History of the Johnson County Fire Protection District

The campaign for the formation of the Johnson County Fire Protection District began in 1978. A unified system of fire protection was proposed to serve the approximate eastern two-thirds of Johnson County excluding the cities of Warrensburg and Knob Noster. Following a successful campaign, the public approved the formation of the District in November 1978 and it was officially established in January 1979 with the swearing-in of the original Board of Directors: Billy Adams, James Baile, and Larry Steinbach.

The creation of the Fire District combined the existing resources of the Johnson County Fire Department, Chilhowee Volunteer Fire Department, Leeton Volunteer Fire Department, and the Rural Knob Noster Volunteer Fire Department. Fire District daily operations were placed under the direction of the County Fire Chief William P. Parsons who served as Chief until his retirement in 1995. An original tax assessment of thirty cents per one hundred dollar assessed value provided the District with its operating funds. The tax levy was decreased over the years to its lowest level of fourteen cents. Voter support was requested twice in the following years to increase funding for District operations.

The formation of the Fire District brought together approximately eight pieces of fire apparatus and twenty to thirty firefighters from the combined departments. Through untold dedication and countless hours of donated time from the volunteers, the District grew and continues to grow today.
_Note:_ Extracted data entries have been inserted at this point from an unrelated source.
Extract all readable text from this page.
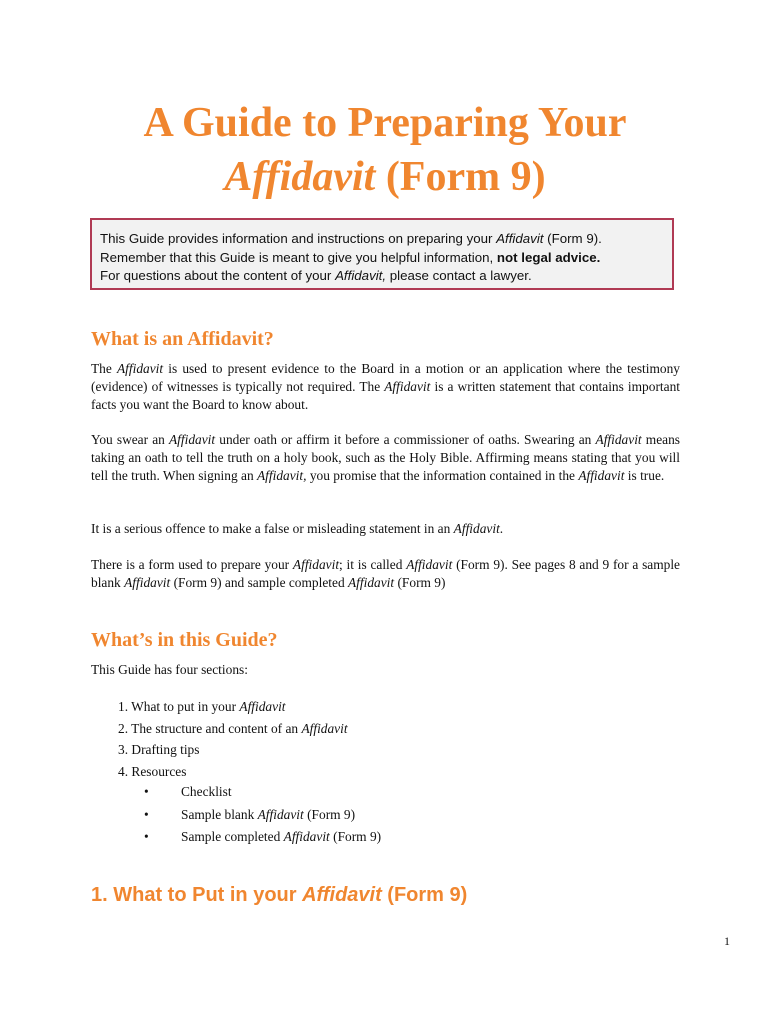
A Guide to Preparing Your
Affidavit (Form 9)
This Guide provides information and instructions on preparing your Affidavit (Form 9).
Remember that this Guide is meant to give you helpful information, not legal advice.
For questions about the content of your Affidavit, please contact a lawyer.
What is an Affidavit?

The Affidavit is used to present evidence to the Board in a motion or an application where the testimony (evidence) of witnesses is typically not required. The Affidavit is a written statement that contains important facts you want the Board to know about.

You swear an Affidavit under oath or affirm it before a commissioner of oaths. Swearing an Affidavit means taking an oath to tell the truth on a holy book, such as the Holy Bible. Affirming means stating that you will tell the truth. When signing an Affidavit, you promise that the information contained in the Affidavit is true.

It is a serious offence to make a false or misleading statement in an Affidavit.

There is a form used to prepare your Affidavit; it is called Affidavit (Form 9). See pages 8 and 9 for a sample blank Affidavit (Form 9) and sample completed Affidavit (Form 9)

What’s in this Guide?

This Guide has four sections:

1. What to put in your Affidavit
2. The structure and content of an Affidavit
3. Drafting tips
4. Resources
• Checklist
• Sample blank Affidavit (Form 9)
• Sample completed Affidavit (Form 9)
1. What to Put in your Affidavit (Form 9)
1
Currently, the District operates fifty four pieces of apparatus including thirteen engines, eleven tankers, thirteen grass fire units, six UTVs, fifteen support vehicles, one mobile air cascade unit, one rescue unit, and three boats.  The District also maintains a Safety House, which is available to all departments of the county for public education. The equipment is housed in twelve stations, which are located in or near Warrensburg, Leeton, Chilhowee, Knob Noster, Centerview, Valley City, Columbus, Fayetteville, Cornelia, and Burtville. The Chief and Assistant Chief serve as full time employees leading approximately one hundred forty volunteer personnel including the Division Chief-Training and Safety, four Battalion Chiefs, two training Captains, five training Lieutenants, twelve station Captains, eleven station Lieutenants, and over one hundred firefighters.

On April 1, 2019, three new full-time positions were added to the District including one full-time Captain and two full-time firefighters. These full-time positions began supplementing responses from the District’s volunteers throughout the entire District for any call for service. These positions are on duty Monday through Friday from 8 AM to 5 PM to support daytime volunteer response.